Sub-section 2(f) provides for the SANDF to assist with the movement of persons and goods to and from or within the disaster stricken or threatened area(s).
The department said the SANDF will be deployed in various capacities.
Similarly, the South African Military Health Service has called up Reserve Force doctors, nurses, operational emergency care practitioners, together with teams to work with other health practitioners in various fields.
Members of the South African Police Service (SAPS) and SANDF are currently deployed in all parts of the country, where they will play an important role in supporting and enforcing the nation’s compliance with the restriction of movement of people under the National State of Disaster and lockdown.
South Africa may approach the International Monetary Fund for the first time ever to help with funding to deal with the fallout from the coronavirus outbreak, Johannesburg’s Sunday Times reported, citing Finance Minister Tito Mboweni.

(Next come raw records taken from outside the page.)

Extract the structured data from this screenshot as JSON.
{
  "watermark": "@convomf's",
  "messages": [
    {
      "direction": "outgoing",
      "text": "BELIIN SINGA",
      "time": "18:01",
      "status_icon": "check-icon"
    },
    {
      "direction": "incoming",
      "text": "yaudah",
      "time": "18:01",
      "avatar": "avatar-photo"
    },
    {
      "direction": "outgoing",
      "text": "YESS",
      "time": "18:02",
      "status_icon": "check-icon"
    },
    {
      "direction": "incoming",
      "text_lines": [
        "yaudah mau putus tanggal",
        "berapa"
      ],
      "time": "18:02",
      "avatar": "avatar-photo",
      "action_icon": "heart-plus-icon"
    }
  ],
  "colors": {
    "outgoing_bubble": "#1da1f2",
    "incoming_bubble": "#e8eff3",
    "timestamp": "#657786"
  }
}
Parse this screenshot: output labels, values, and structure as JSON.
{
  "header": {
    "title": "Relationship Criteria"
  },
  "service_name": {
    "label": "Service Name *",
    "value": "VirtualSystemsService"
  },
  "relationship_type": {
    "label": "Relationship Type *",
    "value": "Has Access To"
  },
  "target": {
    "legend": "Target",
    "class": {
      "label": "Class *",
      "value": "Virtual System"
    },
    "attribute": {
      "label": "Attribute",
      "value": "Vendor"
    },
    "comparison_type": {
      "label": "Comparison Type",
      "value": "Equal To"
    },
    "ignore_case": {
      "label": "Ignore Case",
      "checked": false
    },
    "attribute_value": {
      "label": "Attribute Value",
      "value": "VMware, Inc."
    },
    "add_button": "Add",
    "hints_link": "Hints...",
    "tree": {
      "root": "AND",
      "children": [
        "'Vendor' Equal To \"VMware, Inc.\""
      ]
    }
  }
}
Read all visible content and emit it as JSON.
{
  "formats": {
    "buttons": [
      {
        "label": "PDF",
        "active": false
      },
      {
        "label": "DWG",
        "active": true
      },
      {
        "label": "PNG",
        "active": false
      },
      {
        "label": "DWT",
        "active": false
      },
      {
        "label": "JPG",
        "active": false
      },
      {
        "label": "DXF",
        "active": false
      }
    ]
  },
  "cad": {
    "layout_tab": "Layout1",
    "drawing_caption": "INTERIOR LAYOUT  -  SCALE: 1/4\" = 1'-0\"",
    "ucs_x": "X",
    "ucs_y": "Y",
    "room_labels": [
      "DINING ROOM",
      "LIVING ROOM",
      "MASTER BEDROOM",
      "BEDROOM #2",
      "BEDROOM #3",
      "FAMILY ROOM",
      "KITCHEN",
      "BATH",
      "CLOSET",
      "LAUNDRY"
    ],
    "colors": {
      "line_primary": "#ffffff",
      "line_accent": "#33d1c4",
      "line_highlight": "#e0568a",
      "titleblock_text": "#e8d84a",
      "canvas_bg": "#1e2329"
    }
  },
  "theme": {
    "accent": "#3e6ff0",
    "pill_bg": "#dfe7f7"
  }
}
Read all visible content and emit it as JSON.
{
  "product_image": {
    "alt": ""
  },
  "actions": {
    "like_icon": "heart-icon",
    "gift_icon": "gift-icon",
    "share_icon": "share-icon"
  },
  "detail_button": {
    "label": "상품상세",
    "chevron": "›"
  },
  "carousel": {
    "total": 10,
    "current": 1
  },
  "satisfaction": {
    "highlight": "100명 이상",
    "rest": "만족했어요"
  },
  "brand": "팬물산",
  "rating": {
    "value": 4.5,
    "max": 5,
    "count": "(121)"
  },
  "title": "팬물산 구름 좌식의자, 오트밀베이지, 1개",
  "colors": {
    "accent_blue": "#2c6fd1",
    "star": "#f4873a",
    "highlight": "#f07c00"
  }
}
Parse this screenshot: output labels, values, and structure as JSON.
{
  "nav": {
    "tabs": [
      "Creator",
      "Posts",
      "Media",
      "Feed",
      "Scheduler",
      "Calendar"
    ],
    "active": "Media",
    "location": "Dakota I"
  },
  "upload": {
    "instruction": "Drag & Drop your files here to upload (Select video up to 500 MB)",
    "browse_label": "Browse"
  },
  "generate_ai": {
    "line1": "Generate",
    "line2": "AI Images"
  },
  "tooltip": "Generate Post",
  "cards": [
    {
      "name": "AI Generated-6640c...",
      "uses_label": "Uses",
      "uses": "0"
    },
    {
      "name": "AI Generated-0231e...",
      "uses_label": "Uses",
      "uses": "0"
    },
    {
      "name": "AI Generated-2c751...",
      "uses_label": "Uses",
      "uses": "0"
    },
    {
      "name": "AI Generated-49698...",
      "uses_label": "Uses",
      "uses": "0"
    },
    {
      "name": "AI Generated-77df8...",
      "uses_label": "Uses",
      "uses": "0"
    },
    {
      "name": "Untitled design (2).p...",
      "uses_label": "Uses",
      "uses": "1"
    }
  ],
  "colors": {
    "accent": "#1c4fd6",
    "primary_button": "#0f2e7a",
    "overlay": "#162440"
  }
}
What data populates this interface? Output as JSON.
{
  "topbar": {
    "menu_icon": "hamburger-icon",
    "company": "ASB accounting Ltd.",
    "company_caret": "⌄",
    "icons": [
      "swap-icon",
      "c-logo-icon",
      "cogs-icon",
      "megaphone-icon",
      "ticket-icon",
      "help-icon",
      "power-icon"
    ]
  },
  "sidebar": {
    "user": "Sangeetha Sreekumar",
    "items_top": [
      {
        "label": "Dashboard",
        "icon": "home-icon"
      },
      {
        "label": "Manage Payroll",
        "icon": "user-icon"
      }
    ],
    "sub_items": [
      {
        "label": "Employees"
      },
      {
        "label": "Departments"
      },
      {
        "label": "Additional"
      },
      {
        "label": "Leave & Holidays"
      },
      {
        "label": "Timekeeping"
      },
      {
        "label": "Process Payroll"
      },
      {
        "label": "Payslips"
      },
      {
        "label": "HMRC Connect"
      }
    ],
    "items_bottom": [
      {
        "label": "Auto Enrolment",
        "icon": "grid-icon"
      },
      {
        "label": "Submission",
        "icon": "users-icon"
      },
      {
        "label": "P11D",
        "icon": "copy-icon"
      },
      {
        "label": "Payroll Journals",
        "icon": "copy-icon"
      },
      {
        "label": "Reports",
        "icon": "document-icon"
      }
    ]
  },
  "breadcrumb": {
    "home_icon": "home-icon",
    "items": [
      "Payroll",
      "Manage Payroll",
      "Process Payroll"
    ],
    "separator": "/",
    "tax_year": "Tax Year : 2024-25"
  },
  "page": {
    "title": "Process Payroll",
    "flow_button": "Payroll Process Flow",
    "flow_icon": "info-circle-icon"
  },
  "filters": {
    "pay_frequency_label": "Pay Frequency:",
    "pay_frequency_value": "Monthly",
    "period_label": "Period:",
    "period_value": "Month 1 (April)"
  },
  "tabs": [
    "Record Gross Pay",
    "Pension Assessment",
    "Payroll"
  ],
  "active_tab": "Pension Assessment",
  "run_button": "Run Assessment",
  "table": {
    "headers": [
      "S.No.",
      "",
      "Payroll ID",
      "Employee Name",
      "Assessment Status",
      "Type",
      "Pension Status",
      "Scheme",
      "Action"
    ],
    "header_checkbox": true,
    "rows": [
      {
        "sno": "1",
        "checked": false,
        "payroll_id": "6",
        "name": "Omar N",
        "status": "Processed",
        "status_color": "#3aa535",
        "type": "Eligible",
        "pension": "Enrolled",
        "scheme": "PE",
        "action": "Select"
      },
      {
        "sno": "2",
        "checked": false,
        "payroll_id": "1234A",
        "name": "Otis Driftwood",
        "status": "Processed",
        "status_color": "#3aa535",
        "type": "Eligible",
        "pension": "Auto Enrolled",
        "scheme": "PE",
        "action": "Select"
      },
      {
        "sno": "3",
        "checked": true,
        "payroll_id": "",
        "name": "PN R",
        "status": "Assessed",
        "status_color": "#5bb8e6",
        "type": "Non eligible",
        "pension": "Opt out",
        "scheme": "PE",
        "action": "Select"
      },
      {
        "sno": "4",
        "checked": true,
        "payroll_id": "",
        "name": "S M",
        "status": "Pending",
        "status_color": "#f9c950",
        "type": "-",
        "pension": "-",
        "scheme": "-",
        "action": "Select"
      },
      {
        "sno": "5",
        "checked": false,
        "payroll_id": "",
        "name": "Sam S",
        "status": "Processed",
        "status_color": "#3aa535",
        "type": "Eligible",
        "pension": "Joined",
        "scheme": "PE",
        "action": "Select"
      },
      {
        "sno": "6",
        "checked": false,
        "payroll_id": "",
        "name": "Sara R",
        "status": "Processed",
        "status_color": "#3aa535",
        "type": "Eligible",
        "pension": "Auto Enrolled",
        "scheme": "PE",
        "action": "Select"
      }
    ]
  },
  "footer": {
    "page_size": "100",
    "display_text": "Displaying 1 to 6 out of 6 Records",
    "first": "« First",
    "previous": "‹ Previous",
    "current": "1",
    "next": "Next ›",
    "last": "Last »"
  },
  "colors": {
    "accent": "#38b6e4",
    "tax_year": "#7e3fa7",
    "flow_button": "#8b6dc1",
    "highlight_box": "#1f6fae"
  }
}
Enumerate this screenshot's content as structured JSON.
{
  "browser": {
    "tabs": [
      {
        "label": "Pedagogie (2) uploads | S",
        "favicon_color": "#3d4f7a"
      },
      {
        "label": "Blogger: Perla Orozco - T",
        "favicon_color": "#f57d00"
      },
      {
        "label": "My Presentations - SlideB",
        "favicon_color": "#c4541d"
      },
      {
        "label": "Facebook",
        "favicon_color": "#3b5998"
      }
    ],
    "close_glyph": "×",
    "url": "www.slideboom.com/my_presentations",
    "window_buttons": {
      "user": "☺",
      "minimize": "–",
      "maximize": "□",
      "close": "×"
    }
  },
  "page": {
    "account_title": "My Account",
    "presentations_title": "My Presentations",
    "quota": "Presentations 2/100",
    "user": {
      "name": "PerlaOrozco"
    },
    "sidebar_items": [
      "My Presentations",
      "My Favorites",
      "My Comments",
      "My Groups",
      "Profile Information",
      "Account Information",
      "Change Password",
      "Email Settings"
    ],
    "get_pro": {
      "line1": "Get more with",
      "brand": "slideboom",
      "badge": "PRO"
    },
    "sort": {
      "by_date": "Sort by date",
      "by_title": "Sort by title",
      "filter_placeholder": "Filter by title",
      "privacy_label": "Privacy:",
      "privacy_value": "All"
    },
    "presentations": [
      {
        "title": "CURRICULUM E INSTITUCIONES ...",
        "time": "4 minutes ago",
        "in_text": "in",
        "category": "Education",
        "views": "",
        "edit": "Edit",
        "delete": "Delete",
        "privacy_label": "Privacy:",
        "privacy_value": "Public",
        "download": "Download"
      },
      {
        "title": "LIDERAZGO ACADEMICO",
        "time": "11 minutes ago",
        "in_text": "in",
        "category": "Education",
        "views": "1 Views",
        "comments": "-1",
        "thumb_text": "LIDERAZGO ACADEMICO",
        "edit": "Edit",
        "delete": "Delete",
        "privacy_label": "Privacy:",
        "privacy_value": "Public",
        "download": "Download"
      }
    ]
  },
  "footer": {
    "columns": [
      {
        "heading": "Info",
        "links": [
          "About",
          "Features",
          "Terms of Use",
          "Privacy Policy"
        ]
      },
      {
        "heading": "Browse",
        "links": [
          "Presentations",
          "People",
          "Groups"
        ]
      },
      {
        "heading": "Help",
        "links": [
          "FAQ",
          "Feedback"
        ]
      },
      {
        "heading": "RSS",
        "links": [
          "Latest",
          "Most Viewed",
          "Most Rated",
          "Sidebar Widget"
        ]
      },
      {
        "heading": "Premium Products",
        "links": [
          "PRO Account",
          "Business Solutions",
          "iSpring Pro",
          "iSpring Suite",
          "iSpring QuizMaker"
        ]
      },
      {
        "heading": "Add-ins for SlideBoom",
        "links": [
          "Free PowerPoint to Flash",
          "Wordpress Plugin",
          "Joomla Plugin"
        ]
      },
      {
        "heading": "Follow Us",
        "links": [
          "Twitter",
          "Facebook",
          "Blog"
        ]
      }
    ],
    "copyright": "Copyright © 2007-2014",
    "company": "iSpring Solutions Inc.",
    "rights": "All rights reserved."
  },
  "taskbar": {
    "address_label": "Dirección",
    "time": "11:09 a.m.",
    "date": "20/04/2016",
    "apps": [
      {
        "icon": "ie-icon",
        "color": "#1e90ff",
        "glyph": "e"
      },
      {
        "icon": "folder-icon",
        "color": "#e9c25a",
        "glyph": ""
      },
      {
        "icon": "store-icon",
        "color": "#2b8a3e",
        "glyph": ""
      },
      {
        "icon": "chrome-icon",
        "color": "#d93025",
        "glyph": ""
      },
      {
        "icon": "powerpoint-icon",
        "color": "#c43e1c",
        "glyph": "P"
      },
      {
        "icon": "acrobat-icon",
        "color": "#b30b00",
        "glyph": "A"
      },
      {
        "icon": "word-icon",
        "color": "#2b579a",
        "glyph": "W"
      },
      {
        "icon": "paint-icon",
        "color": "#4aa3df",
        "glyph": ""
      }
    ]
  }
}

While the minister is currently considering an emergency budget, he also advocates asking the World Bank for assistance, the newspaper said.
“In a conversation with the Reserve Bank and the Treasury I indicated that we should proceed and speak to the IMF and the World Bank about any facility that we can access for health purposes,” he said, according to the newspaper. “We take no ideological position.”
Bloomberg reported that South Africa is considering an emergency income grant to assist informal workers who can’t earn money during the nation’s 21-day lockdown to buy food, citing Rapport newspaper.
A task team of economic advisers finalized the plan in meetings at the weekend and will on Sunday present it to President Cyril Ramaphosa’s national command council for the government’s Covid-19 response effort, the Johannesburg-based paper reported without saying where it got the information or giving any amount.
While the official unemployment rate is 29%, the rate according to the expanded definition, which includes people who have given up looking for work, is almost 39%.
Millions of South Africans therefore depend on informal trade and odd jobs to make a living and due to the lockdown most of that has been shut down.
An announcement about the grant could be made as early as Sunday, with the country’s recipients of old-age and child support grant likely to be included in the plan, said Caroline Skinner, a development economist at the University of Cape Town and a member of the grant task team, according to Rapport.